Speaking words of praise and thanks in the first minutes of each day is as much listening as it is speaking – we attune ourselves to hear what God wants us to hear as the day begins. The prophet Isaiah describes this very principle: “He wakens me morning by morning, wakens my ear to listen like one being instructed” (Isaiah 50:4) – and the result of this “hearing” is clear: “The Sovereign Lord has opened my ears; I have not been rebellious, I have not turned away” (Isaiah 50:5).
So how do we accomplish this? To properly prepare for each day and to maximize its opportunities, we must put our minds in spiritual gear from the moment we wake.
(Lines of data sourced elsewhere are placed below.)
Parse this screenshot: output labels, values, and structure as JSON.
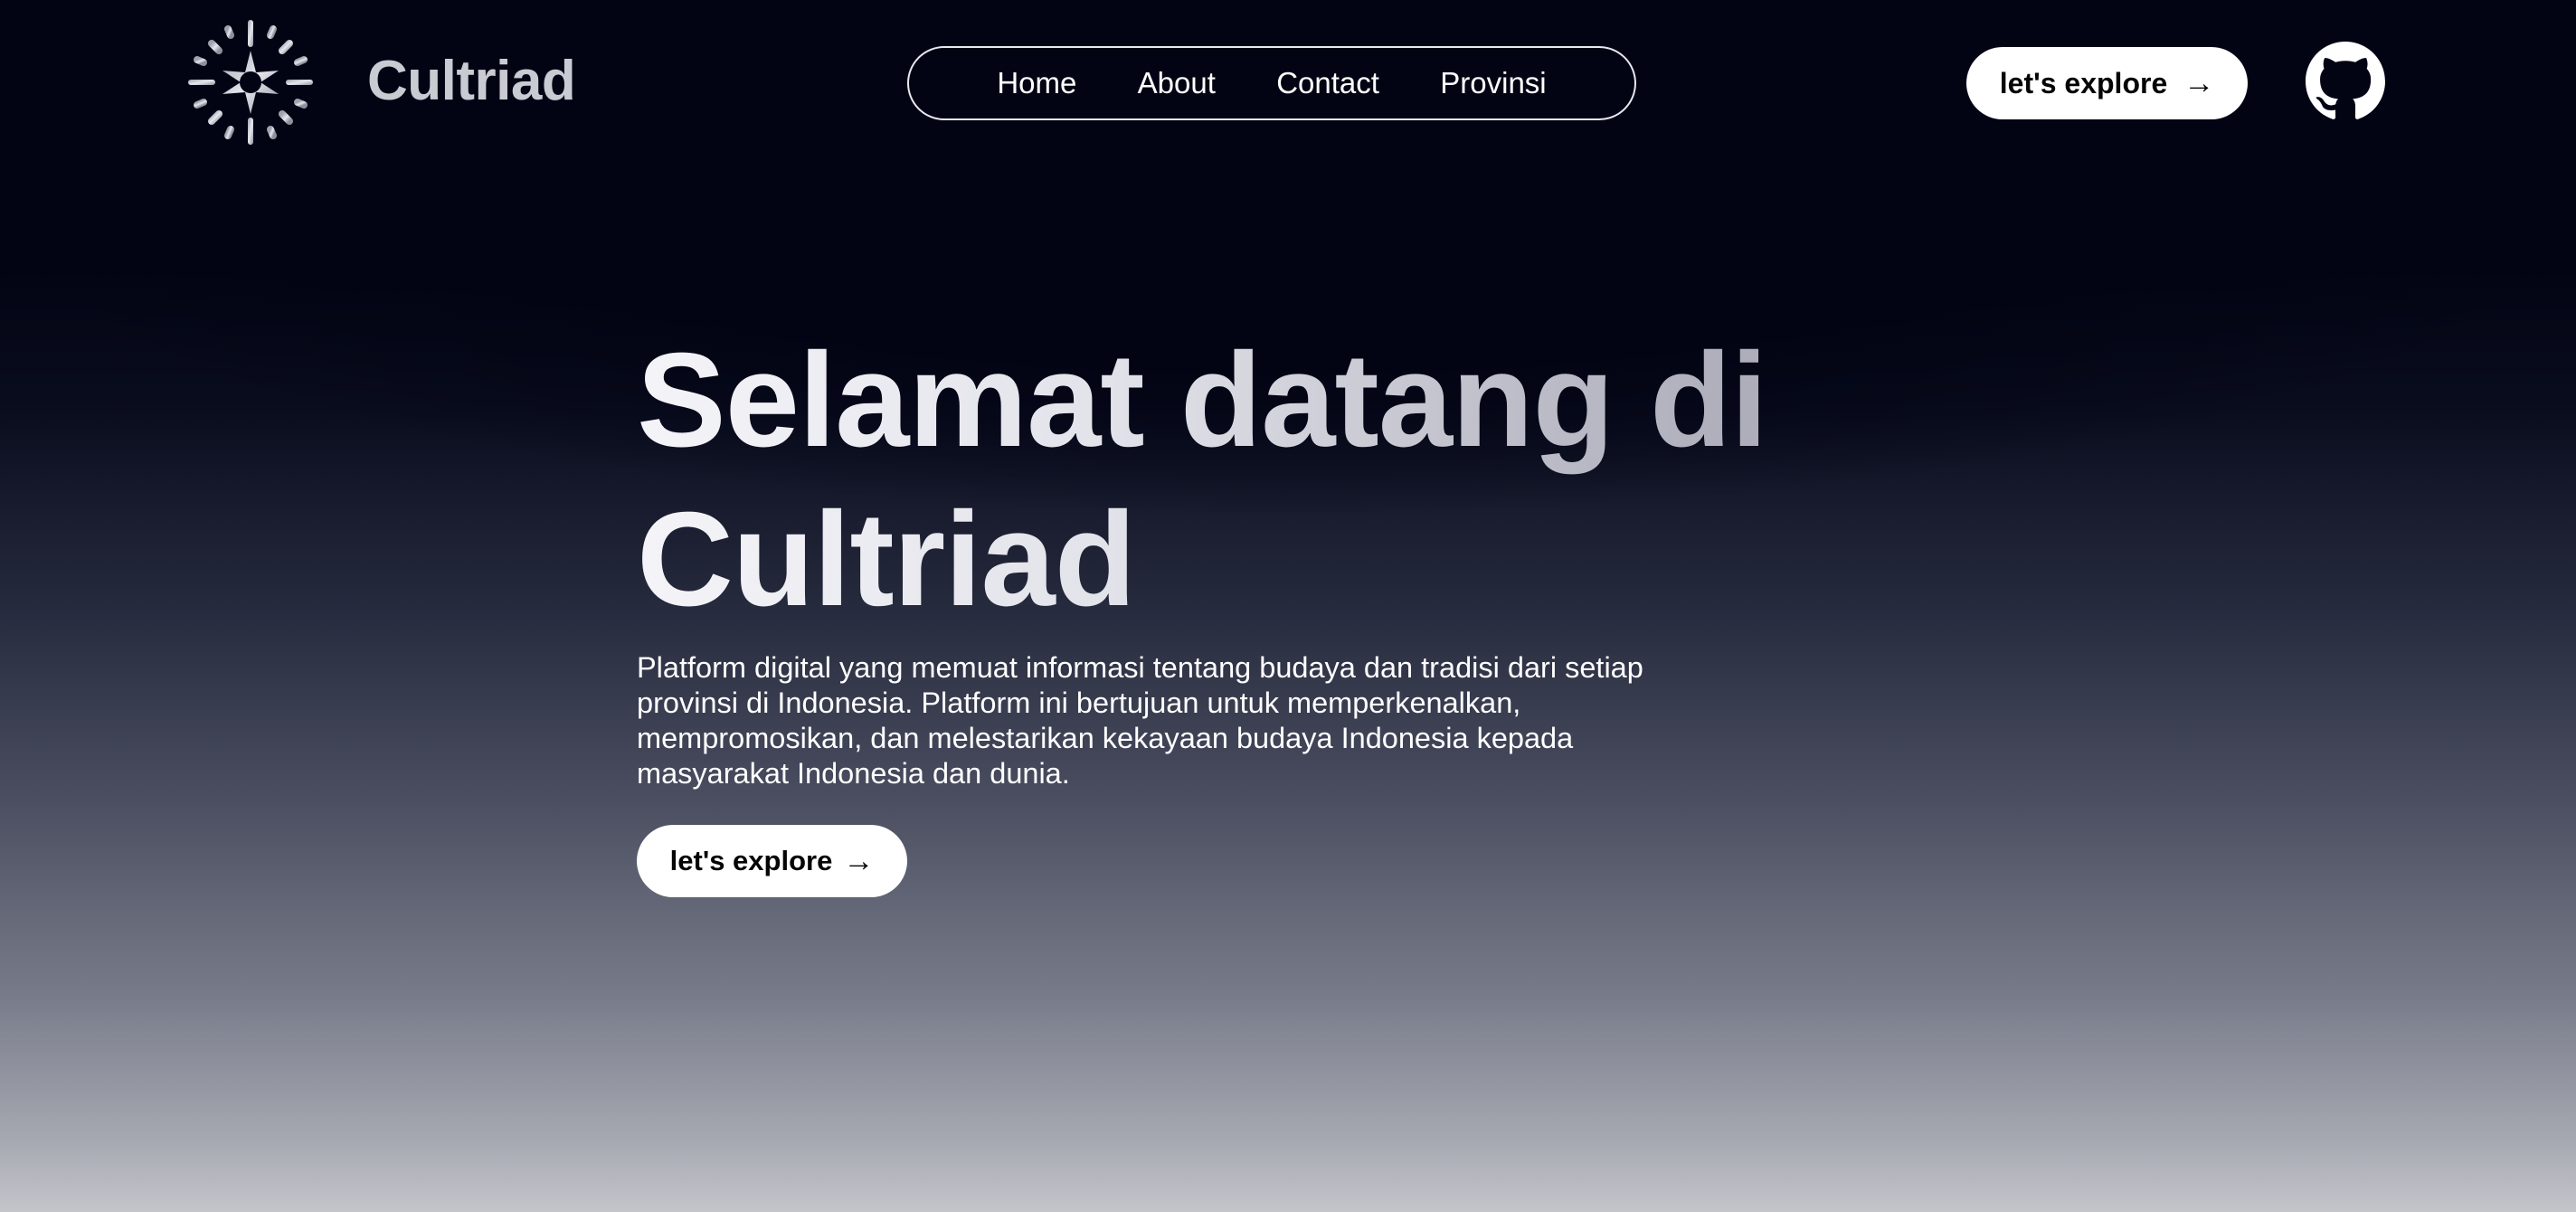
{
  "header": {
    "brand": "Cultriad",
    "logo_icon": "sun-burst-icon",
    "nav": [
      {
        "label": "Home"
      },
      {
        "label": "About"
      },
      {
        "label": "Contact"
      },
      {
        "label": "Provinsi"
      }
    ],
    "cta_label": "let's explore",
    "cta_icon": "arrow-right-icon",
    "github_icon": "github-icon"
  },
  "hero": {
    "title_line1": "Selamat datang di",
    "title_line2": "Cultriad",
    "description": "Platform digital yang memuat informasi tentang budaya dan tradisi dari setiap provinsi di Indonesia. Platform ini bertujuan untuk memperkenalkan, mempromosikan, dan melestarikan kekayaan budaya Indonesia kepada masyarakat Indonesia dan dunia.",
    "cta_label": "let's explore"
  },
  "colors": {
    "background_top": "#020414",
    "background_bottom": "#c4c5cb",
    "button_bg": "#ffffff",
    "button_text": "#050505"
  }
}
Some may feel this would be almost impossible for them – that they are not “morning people” or that they don’t wake up properly until they get in the shower, get to their coffee, or whatever. But the truth is no matter how slow we may be to get started each day, we can still focus our minds in the first minute or two after waking just as we can focus our eyes in that same time.
This means that if we make our first conscious thoughts each day to be ones of thanksgiving for the gift of life, of praise for the One who has given it, and of dedication to the way of serving, giving, and helping – these thoughts not only set the tone for the whole day, they serve to reset the mind’s spiritual compass and increase the likelihood that as we go into the day it will not be to spiritually stumble and wander.
But it is imperative that this “orienting” of our minds and of our spiritual selves is done immediately when we wake. We can do this before we open our eyes if we wish, or we can simply focus our minds as our eyes come into focus. But if we start the practice and stick with it, we will find it not only becomes easier, but it also becomes ingrained and soon becomes second nature: we wake up and focus spiritually without having to think about it.
This may sound like a very small way to approach spiritual growth, but it is not. One or two minutes of spiritual preparation for the day invariably means that our days go better from that perspective. Our normal morning prayers will be more focused and effective, our first – and ongoing – interactions with others in the day will better reflect the attitude God wants us to display, and we will be better primed to use the day to learn and grow, to serve and help, to the full.
Spiritual growth does not happen by itself; preparing for growth is a big part of making growth possible on a daily basis. Walking with God means focusing and making necessary course corrections throughout the day, but our success in this and in growing in grace can be tremendously enhanced each morning in the first two minutes of daily life.